A generation ago, America’s educated professional and managerial “elite” honored and even idealized the lives and struggles of the working class. Beginning in the 1970s, however, the culture of elites and the white working class divided starkly, with the upper class treating the working class with condescension and contempt. Law professor Joan C. Williams succinctly explores the history and nature of the culture of elites and of the white working class. She explains why the elites’ lack of understanding of white working-class values and culture proves politically toxic. In her view, this division between the elites and the working class compromises US democracy, and undermines the pursuit of economic and cultural policies that promote equality and benefit everyone. 

About the Author

Joan C. Williams is distinguished professor of law and Hastings Foundation chair at the University of California, Hastings College of Law.

 

Williams begins with a simple question: Why does America need to talk seriously about class?
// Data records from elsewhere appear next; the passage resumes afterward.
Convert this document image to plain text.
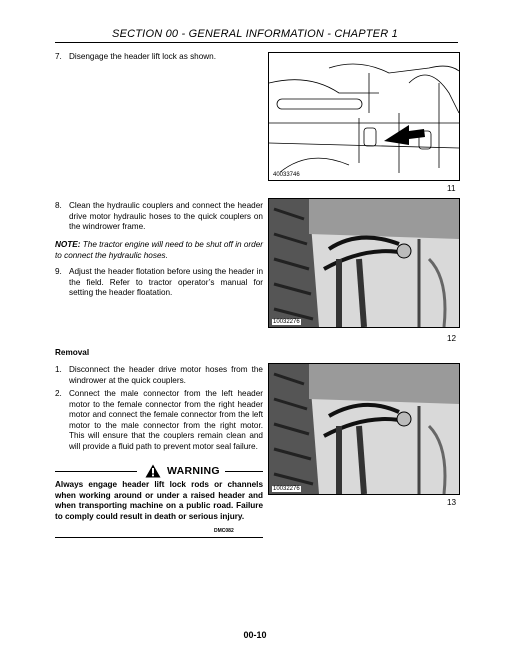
SECTION 00 - GENERAL INFORMATION - CHAPTER 1
7. Disengage the header lift lock as shown.
8. Clean the hydraulic couplers and connect the header drive motor hydraulic hoses to the quick couplers on the windrower frame.
NOTE: The tractor engine will need to be shut off in order to connect the hydraulic hoses.
9. Adjust the header flotation before using the header in the field. Refer to tractor operator’s manual for setting the header floatation.
Removal
1. Disconnect the header drive motor hoses from the windrower at the quick couplers.
2. Connect the male connector from the left header motor to the female connector from the right header motor and connect the female connector from the left motor to the male connector from the right motor. This will ensure that the couplers remain clean and will provide a fluid path to prevent motor seal failure.
WARNING
Always engage header lift lock rods or channels when working around or under a raised header and when transporting machine on a public road. Failure to comply could result in death or serious injury.
DMC082
40033746
11
10032276
12
10032276
13
00-10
Analysts saw the white working class’s overwhelming support of Donald Trump as a backlash against liberal elites and tacit support for white supremacy, but the issue has been simmering for years. Williams argues that educated elites possess little insight into the working class’s concerns and values. As the economic prospects of white working-class people collapsed, many elites ignored them and focused on the needs of the poor, people of color and LGBTQ people. While inevitably lumping widely diverse people under umbrella labels, Williams elegantly describes the differences between elite and white working-class culture, and argues that healing their divide matters to America’s future.

Her treatise’s principal flaw is a relatively brief, cursory treatment of how racism following the end of slavery shaped the rise of divided, nationalist politics in the United States, and how the class divisions she describes affect African-Americans. Then again, the book is named White Working Class.